ST. LOUIS — Yes. It all really happened.
One of the many bizarre aspects of the much-talked about Netflix docuseries, "Tiger King: Murder, Mayhem, and Madness," is the fact that it constantly seems like a movie. You have to keep convincing yourself throughout the seven episodes that it really is non-fiction. Too unreal to be true, but somehow ends up being 100% real.
I got to it later than most (sorry, working on my baseball swing during the stay-at-home order), but here are five things to know as you dip your feet in the water or even after you've already left the dirty pool.
Joe Exotic is the reason to watch this series
He's just a sinister creation. A broken recipe. A cross between a young Nicolas Cage and some Coen Brothers creation who looks like he fell out of a hallucination-induced rodeo clown pipe dream, it's his actions that trigger all the stories and twisted plot threads of this true crime documentary. The owner of an exotic animal theme park in Oklahoma who bites off way too much for chewing, this guy was something else. Born Joseph Schreibvogel but after marrying a few different men, is known now as Joseph Maldonado-Passage.
Part tiger whisperer, part wicked cowboy, part twisted dream, Joe Exotic's murder-for-hire plot is what undid his empire, but there's so much to soak in here. He sings these country tunes for his website, and gives these wild news updates. He carries a six-shooter on his hip at all times, and dresses like he's ready to ride a bull, star in a remake of "Urban Cowboy," and go to a disco bar. An openly gay animal lover, Exotic is three shakes of crazy that only sometimes do you believe to be an act.
Carole Baskin is a shady character I can't trust
While Joe is painted as both the protagonist and antagonist at times throughout this series (for good reason), it's Baskin who seems to be hiding something. Her first husband, Don Lewis, went missing suddenly and you get the uncomfortable feeling watching this show that she may have orchestrated it. This is one of the only theories from Joe that seems legit. Baskin was the park owner who used to breed young tigers and engage in activities that she deems criminal practice from Exotic, but now has turned over a new leaf. She doesn't pay most of her employees at Big Cat Rescue, yet generates millions of page views on her YouTube page and website, and makes a lot of money. There's something just off about her that never quite leaves you.
Poor Travis Maldonado
Look, the kid was a drug addict and needed extreme guidance but if there's one young, misbegotten soul here, it's this kid. It's his fate that hits you the hardest during this series and one even myself didn't see coming. A young kid who comes to work for Joe, marries him, and runs into the end of innocence wall that hits so many like him. Roped into a fever dream at a young age and twisted, I'd classify Travis as an unfortunate victim. Most of what happens in this series you won't be able to believe. It's like your eyes asking for a rain check.

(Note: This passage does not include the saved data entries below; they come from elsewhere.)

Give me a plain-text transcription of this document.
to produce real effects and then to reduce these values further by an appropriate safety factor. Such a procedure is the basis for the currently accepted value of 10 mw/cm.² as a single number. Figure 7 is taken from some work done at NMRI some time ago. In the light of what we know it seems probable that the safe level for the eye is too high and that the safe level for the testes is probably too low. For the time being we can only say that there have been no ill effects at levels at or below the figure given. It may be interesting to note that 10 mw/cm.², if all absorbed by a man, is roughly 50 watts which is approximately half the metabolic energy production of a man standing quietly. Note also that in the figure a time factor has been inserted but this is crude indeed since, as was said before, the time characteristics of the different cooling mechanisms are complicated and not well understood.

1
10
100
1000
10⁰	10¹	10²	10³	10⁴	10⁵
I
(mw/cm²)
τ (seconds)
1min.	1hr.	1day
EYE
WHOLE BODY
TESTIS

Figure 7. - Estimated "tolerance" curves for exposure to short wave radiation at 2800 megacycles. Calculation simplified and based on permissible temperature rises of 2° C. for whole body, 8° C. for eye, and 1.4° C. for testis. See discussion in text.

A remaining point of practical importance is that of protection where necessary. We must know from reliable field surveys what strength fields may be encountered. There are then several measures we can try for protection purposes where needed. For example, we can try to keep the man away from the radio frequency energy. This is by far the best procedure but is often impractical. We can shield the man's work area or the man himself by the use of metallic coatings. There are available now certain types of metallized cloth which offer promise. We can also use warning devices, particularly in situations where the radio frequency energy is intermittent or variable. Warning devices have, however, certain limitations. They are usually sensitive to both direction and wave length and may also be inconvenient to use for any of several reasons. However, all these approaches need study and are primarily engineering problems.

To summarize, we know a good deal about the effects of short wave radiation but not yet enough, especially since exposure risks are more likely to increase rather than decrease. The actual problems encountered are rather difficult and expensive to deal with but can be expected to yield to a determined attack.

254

The real losers here are the animals
In the end, almost every human on this show is guilty of something or involved in illegal activity. The real losers are the animals: the tigers, lions, gorillas, and assorted animals held in captivity. The conservation of our wild species is the real casualty here. Baskin, Exotic, and even the very shady businessman Jeff Lowe all want to keep the animals in cages to an extent. They make money off taking these precious beasts out of their natural habitat and milking them for cash. Don't let Baskin or Lowe fool you one bit. It's a commerce game. Every human is a con; all the animals are innocent victims. That's not stopping any time soon.
There could be a Season 2
Joe Exotic in prison could make for good television and near the end of the series, there is a suspicion that the FBI are going to drop the hammer on other participants very soon. We could also just catch up with all the park workers, including the legless yet charismatic John Reinke and the loyal worker with one arm, Kelci Saffery. See how Lowe's planned reopening is going, or how bad it's burning in flames. See if Baskin's tricky smile has cracked yet, or how crazy Joe is doing in jail. I think 4-5 episodes could be produced. That's the good thing about real life: there's always more of it to film.
I can tell you this. This is unlike anything you've seen before. "Tiger King" is a bizarre and twisted take on power and corruption mixing together to make deadly concoctions that have lasting effects on different kinds of species. You won't be able to look away once you've peaked at the first episode. Clear around six hours off your schedule. Hold off on "Ozark" or go back and forth.
By the end, you may fear these exotic animal park owners more than the drug cartel.